Panicked traders boost Indian rice futures buying fearing ban


India’s surprise ban on wheat exports has prompted rice traders to increase their purchases and place unusual orders for longer-term deliveries amid fears the world‘s top rice exporter may also limit such shipments , four exporters told Reuters.

Over the past two weeks, traders have signed contracts to export 1 million tonnes of rice for June-September shipments and are opening Letters of Credit (LC) soon after the agreements are signed to ensure that the contracted quantity will be sent even if India restricts exports, people said.

These forward purchases come on top of around 9.6 million tonnes of rice already shipped out of India this year – in line with record 2021 shipments – and could reduce the amount of grain available to other buyers over the next few years. months as loading schedules fill up.

“International traders have pre-booked for the next three to four months and everyone has opened LCs to ensure business continuity,” said Himanshu Agarwal, executive director of Satyam Balajee, the largest rice exporter. Indian.

Normally, traders sign agreements for the current month and the following month.

Aggressive buying from India could also reduce demand for rice from Vietnam and Thailand, the world’s second- and third-largest exporters respectively, which are struggling to compete on price.


India last month banned wheat exports in a surprise move, days after saying it was aiming for record shipments this year.

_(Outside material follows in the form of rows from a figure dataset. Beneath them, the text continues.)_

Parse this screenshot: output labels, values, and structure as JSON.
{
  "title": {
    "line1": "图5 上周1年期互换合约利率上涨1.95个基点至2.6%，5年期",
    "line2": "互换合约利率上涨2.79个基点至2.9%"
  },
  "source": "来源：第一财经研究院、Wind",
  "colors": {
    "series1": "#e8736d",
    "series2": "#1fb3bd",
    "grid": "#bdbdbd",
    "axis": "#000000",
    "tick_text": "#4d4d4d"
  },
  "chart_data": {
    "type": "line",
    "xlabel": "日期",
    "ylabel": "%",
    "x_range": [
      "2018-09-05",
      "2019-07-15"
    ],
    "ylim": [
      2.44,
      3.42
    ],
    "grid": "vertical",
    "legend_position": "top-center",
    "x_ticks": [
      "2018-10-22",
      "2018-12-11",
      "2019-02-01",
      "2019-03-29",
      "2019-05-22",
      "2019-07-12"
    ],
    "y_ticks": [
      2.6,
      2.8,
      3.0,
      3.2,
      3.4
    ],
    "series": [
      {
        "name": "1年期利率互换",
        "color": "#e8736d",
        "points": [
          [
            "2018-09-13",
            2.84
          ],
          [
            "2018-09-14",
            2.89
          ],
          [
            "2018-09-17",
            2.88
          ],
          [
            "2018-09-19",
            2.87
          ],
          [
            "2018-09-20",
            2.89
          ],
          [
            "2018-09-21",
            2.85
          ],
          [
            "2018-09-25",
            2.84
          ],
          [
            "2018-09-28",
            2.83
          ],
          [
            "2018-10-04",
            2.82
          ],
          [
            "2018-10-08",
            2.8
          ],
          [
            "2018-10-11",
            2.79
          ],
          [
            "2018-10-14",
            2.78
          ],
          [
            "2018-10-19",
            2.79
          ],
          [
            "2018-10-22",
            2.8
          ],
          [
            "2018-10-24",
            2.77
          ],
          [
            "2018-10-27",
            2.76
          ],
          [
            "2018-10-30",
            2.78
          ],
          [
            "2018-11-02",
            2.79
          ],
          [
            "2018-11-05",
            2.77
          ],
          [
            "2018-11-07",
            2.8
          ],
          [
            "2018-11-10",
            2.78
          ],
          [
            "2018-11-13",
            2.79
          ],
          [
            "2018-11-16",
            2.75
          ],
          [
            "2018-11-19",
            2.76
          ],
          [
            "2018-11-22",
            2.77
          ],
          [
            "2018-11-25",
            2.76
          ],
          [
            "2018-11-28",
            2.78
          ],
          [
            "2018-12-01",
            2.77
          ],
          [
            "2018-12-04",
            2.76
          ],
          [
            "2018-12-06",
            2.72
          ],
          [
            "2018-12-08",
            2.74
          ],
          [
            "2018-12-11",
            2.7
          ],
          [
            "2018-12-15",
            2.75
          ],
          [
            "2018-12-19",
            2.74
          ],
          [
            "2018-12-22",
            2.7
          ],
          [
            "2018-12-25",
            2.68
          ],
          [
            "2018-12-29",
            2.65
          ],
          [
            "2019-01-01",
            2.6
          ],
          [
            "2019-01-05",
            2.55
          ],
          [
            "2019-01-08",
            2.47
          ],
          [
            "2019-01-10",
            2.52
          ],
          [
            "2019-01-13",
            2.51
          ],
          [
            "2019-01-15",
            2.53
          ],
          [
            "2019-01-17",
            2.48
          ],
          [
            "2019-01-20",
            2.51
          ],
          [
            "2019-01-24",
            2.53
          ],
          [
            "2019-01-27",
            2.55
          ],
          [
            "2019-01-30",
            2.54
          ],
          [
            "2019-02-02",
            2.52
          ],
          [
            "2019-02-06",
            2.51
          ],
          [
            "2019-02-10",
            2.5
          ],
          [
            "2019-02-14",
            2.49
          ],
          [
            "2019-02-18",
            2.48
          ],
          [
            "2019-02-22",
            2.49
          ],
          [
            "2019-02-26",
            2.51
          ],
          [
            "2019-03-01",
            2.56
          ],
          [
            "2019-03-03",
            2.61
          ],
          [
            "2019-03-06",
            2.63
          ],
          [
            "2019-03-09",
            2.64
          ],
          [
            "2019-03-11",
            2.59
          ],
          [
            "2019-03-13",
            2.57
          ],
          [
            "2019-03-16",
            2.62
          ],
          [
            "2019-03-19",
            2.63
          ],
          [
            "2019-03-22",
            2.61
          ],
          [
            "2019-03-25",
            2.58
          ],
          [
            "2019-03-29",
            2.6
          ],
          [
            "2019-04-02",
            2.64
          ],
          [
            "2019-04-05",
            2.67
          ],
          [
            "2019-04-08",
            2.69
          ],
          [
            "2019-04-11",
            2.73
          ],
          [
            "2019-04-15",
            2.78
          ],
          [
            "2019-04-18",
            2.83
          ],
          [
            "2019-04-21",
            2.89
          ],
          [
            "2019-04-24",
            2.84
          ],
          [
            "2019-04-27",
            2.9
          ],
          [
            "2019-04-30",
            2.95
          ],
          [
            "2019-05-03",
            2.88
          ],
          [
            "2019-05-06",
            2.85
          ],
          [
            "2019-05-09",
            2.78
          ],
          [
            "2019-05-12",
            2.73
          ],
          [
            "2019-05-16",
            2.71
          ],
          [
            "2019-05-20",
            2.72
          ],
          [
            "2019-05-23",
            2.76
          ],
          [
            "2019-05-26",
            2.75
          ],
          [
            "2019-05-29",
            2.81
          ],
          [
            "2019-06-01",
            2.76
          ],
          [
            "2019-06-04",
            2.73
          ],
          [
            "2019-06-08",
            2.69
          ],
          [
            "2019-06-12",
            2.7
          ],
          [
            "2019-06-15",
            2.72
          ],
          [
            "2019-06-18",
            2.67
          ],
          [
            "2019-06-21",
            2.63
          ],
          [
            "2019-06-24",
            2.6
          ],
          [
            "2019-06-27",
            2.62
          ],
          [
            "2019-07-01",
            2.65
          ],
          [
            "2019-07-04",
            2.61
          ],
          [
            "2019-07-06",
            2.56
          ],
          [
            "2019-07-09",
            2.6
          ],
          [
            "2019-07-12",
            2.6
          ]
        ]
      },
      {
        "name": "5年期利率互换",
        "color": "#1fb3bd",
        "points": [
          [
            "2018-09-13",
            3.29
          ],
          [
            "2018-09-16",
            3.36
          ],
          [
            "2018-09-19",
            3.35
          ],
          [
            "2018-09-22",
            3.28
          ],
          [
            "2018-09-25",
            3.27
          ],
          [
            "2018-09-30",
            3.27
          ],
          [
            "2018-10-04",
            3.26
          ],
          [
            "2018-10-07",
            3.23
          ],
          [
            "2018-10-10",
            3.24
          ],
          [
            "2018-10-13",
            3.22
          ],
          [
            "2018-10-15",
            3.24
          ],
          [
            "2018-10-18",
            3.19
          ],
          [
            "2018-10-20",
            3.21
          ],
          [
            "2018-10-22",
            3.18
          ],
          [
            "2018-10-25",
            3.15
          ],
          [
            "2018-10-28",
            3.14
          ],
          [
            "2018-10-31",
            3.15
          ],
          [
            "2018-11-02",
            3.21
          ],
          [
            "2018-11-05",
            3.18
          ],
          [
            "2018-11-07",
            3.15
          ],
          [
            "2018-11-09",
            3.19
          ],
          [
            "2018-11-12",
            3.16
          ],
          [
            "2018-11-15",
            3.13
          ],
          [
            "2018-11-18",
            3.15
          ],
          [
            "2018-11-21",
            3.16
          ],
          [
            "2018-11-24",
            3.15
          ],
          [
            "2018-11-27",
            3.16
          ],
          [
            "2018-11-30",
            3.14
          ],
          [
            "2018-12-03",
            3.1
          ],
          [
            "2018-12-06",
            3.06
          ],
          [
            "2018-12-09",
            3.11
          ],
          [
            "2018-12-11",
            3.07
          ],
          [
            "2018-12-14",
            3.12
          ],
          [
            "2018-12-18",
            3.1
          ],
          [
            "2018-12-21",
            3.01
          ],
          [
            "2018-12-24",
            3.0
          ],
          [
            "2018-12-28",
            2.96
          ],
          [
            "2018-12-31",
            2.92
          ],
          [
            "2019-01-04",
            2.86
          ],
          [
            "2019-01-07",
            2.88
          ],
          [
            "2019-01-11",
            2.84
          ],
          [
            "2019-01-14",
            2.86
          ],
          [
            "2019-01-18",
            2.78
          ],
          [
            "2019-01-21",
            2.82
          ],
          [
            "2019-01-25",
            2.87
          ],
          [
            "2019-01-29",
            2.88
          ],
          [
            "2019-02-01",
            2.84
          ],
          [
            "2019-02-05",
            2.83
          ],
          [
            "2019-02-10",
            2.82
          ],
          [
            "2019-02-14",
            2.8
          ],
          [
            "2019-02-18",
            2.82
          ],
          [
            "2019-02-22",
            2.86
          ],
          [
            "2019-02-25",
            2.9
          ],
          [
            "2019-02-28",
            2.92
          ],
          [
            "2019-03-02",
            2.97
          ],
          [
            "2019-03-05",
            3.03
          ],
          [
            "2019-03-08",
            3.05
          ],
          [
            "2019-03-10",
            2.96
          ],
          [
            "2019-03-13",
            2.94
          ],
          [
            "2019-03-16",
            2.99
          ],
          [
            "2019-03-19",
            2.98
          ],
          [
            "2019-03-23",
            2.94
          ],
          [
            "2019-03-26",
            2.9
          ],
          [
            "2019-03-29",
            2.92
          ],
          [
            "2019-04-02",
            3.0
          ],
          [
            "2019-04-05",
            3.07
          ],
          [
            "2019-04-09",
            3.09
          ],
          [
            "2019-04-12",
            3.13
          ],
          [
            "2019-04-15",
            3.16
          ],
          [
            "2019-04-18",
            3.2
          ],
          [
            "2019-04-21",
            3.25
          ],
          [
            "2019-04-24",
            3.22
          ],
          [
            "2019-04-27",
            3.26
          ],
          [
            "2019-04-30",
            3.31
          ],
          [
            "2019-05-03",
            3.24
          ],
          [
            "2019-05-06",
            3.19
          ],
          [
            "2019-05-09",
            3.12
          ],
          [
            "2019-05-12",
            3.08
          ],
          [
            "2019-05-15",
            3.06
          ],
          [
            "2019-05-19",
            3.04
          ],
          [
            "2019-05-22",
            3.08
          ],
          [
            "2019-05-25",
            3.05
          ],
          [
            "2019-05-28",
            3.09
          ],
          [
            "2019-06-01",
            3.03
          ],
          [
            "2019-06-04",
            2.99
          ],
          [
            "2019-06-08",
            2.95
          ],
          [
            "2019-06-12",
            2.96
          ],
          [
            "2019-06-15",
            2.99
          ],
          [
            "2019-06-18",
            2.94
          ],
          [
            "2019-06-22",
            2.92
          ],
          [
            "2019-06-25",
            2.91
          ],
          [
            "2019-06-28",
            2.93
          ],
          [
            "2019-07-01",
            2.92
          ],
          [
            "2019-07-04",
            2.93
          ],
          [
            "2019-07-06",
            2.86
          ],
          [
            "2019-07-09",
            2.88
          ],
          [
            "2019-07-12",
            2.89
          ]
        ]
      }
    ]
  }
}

He also put a cap on sugar exports.

India is not one of the world’s leading wheat exporters, but it is the world’s second largest sugar exporter behind Brazil.

These export restrictions have led to speculation that India may also cap rice shipments, although government officials have said India does not plan to do so as it has sufficient rice stocks. and that local prices are lower than the support prices set by the State.

India’s wheat ban trapped a large amount of grain in ports because New Delhi only allowed LC-backed contracts to leave.

“Normally people open LCs when they name a vessel. This time they opened LCs for all pending rice contracts, so if there is an export ban, at least the contracted quantity is shipped” , Agarwal said.

India accounts for more than 40% of world rice trade.


Foreign buyers are looking for Indian rice because it is much cheaper than its rivals, said BV Krishna Rao, chairman of the All India Rice Exporters Association.

India’s 5% off-white rice is offered at $330-$340 per ton on a free-on-board (FOB) basis, which is significantly lower than Thailand’s $455-460 and Vietnam’s $420-425, said the dealers.

Thailand and Vietnam are unable to compete with India and are trying to explore ways to support prices, the Thai government said.

If India restricts exports, world prices could jump sharply, said a New Delhi-based dealer with a global trading house.

“Indian rice is more than 30% cheaper than other destinations. Poor buyers in Asia and Africa would be forced to pay very high prices if India restricted exports. That is why there is a rush to buy Indian rice,” the dealer said.

Bangladesh, China, Benin, Cameroon, Nepal, Senegal and Togo are the main buyers of Indian non-basmati rice, while Iran and Saudi Arabia are the main buyers of premium basmati rice .

India exported a record 21.5 million tonnes of rice in 2021, compared to combined exports of 12.4 million tonnes by Vietnam and Thailand.

Panic buying by importing countries was expected after ban rumors started circulating as no other country can replace Indian shipments, said a Mumbai-based dealer with a global trading company.

(Reporting by Rajendra Jadhav; Additional reporting by Naveen Thukral in Singapore; Editing by Gavin Maguire and Jamie Freed)

(This story has not been edited by Business Standard staff and is auto-generated from a syndicated feed.)